There are two kinds of deterrence in sentencing: deterrence aimed at the offender (called specific deterrence) and deterrence aimed at society (general deterrence).

Justice Roy dismissed general deterrence as a “vague” principle. She was more concerned with deterring Mr. Davidson himself. In Justice Roy’s view, he was partly rehabilitated. He had been sober for two years and completed 15 sessions at the McGill Domestic Violence Clinic. He had also obtained a diploma in nursing. He had not worked in recent years, and was not working despite his diploma. She concluded he had adopted a way of life that would help him avoid a recurrence.

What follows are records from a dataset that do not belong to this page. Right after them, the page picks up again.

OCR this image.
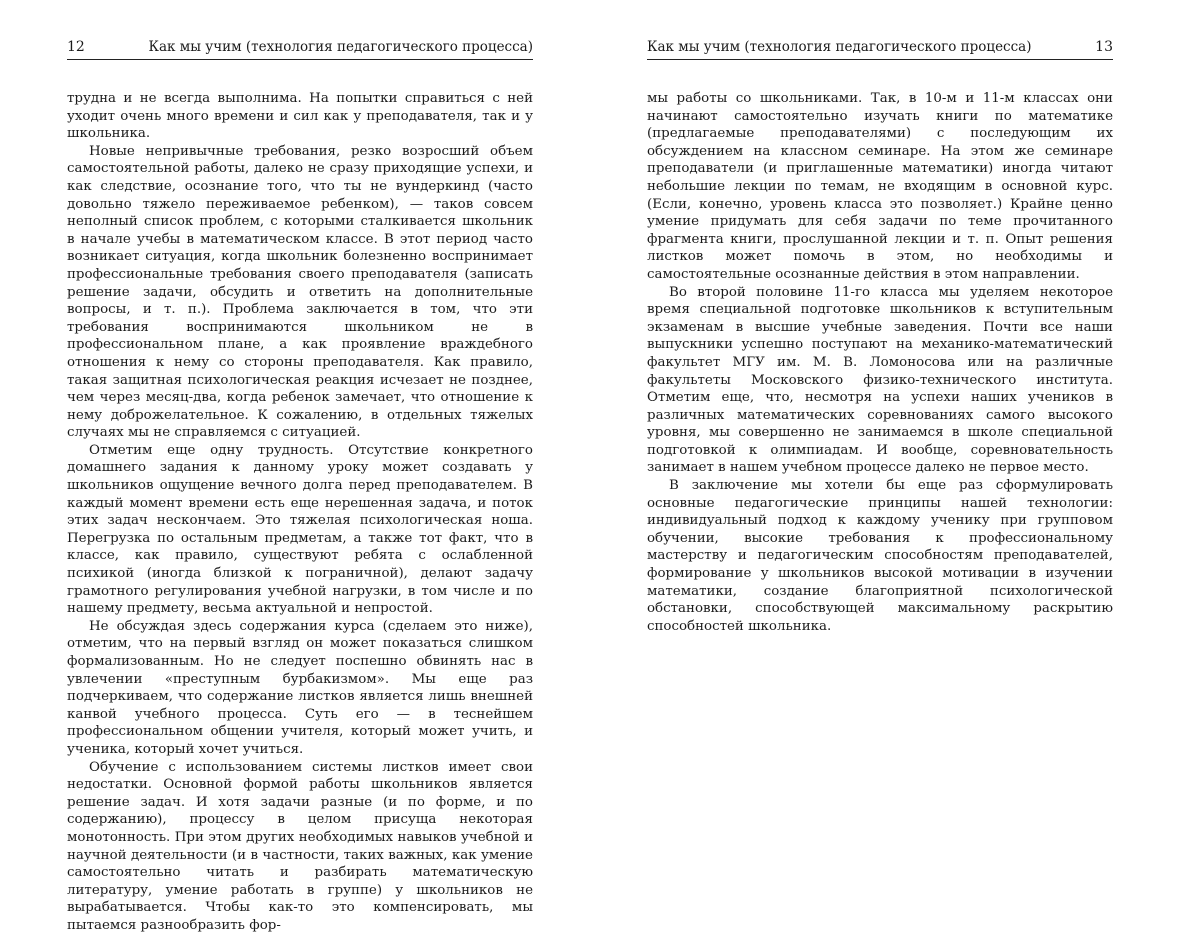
12	Как мы учим (технология педагогического процесса)

трудна и не всегда выполнима. На попытки справиться с ней уходит очень много времени и сил как у преподавателя, так и у школьника.

Новые непривычные требования, резко возросший объем самостоятельной работы, далеко не сразу приходящие успехи, и как следствие, осознание того, что ты не вундеркинд (часто довольно тяжело переживаемое ребенком), — таков совсем неполный список проблем, с которыми сталкивается школьник в начале учебы в математическом классе. В этот период часто возникает ситуация, когда школьник болезненно воспринимает профессиональные требования своего преподавателя (записать решение задачи, обсудить и ответить на дополнительные вопросы, и т. п.). Проблема заключается в том, что эти требования воспринимаются школьником не в профессиональном плане, а как проявление враждебного отношения к нему со стороны преподавателя. Как правило, такая защитная психологическая реакция исчезает не позднее, чем через месяц-два, когда ребенок замечает, что отношение к нему доброжелательное. К сожалению, в отдельных тяжелых случаях мы не справляемся с ситуацией.

Отметим еще одну трудность. Отсутствие конкретного домашнего задания к данному уроку может создавать у школьников ощущение вечного долга перед преподавателем. В каждый момент времени есть еще нерешенная задача, и поток этих задач нескончаем. Это тяжелая психологическая ноша. Перегрузка по остальным предметам, а также тот факт, что в классе, как правило, существуют ребята с ослабленной психикой (иногда близкой к пограничной), делают задачу грамотного регулирования учебной нагрузки, в том числе и по нашему предмету, весьма актуальной и непростой.

Не обсуждая здесь содержания курса (сделаем это ниже), отметим, что на первый взгляд он может показаться слишком формализованным. Но не следует поспешно обвинять нас в увлечении «преступным бурбакизмом». Мы еще раз подчеркиваем, что содержание листков является лишь внешней канвой учебного процесса. Суть его — в теснейшем профессиональном общении учителя, который может учить, и ученика, который хочет учиться.

Обучение с использованием системы листков имеет свои недостатки. Основной формой работы школьников является решение задач. И хотя задачи разные (и по форме, и по содержанию), процессу в целом присуща некоторая монотонность. При этом других необходимых навыков учебной и научной деятельности (и в частности, таких важных, как умение самостоятельно читать и разбирать математическую литературу, умение работать в группе) у школьников не вырабатывается. Чтобы как-то это компенсировать, мы пытаемся разнообразить фор-

Как мы учим (технология педагогического процесса)	13

мы работы со школьниками. Так, в 10-м и 11-м классах они начинают самостоятельно изучать книги по математике (предлагаемые преподавателями) с последующим их обсуждением на классном семинаре. На этом же семинаре преподаватели (и приглашенные математики) иногда читают небольшие лекции по темам, не входящим в основной курс. (Если, конечно, уровень класса это позволяет.) Крайне ценно умение придумать для себя задачи по теме прочитанного фрагмента книги, прослушанной лекции и т. п. Опыт решения листков может помочь в этом, но необходимы и самостоятельные осознанные действия в этом направлении.

Во второй половине 11-го класса мы уделяем некоторое время специальной подготовке школьников к вступительным экзаменам в высшие учебные заведения. Почти все наши выпускники успешно поступают на механико-математический факультет МГУ им. М. В. Ломоносова или на различные факультеты Московского физико-технического института. Отметим еще, что, несмотря на успехи наших учеников в различных математических соревнованиях самого высокого уровня, мы совершенно не занимаемся в школе специальной подготовкой к олимпиадам. И вообще, соревновательность занимает в нашем учебном процессе далеко не первое место.

В заключение мы хотели бы еще раз сформулировать основные педагогические принципы нашей технологии: индивидуальный подход к каждому ученику при групповом обучении, высокие требования к профессиональному мастерству и педагогическим способностям преподавателей, формирование у школьников высокой мотивации в изучении математики, создание благоприятной психологической обстановки, способствующей максимальному раскрытию способностей школьника.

But the appeal court said Justice Roy gave Mr. Davidson too much credit for an incomplete rehabilitation, a guilty plea, apology to the victim and expressions of remorse, and had not looked closely enough at the aggravating factors – the invasion of the woman’s home, the victimizing of an intimate partner and a criminal record of violence.

Even so, as he had already served his sentence – he was released after four months – and in the 18 months since then had become employed in the health care sector during the pandemic, it declined to order him back to jail. (Mr. Davidson also spent six months in a closed treatment facility before being sentenced.)

Manon Monastesse, the executive director of the Quebec federation of women’s shelters, was critical of the appeal court’s decision not to send Mr. Davidson back to jail, at least on weekends. And she would like to see more consistency from the trial judges.

She said in an interview that the courts should treat domestic violence more like drunk driving. “When the police arrest someone, it’s not, ‘did you lose your job, oh, you had a divorce, I’m so sorry.’ There’s nothing somebody can say that will prevent them from getting fees and having their driver’s licence taken away. So why in domestic violence do we take into account all those kinds of things?”

McGill University law professor Marie Manikis offered a different viewpoint: Long sentences meant to deter others can harm an individual’s rehabilitation, and there is a lack of evidence that general deterrence works.

“It is quite clear from the facts of this case that the initial sentence coupled with this respondent’s rehabilitative efforts have gone a much longer way towards” achieving longer-term goals of public safety and the reintegration of an offender, she said in an e-mail.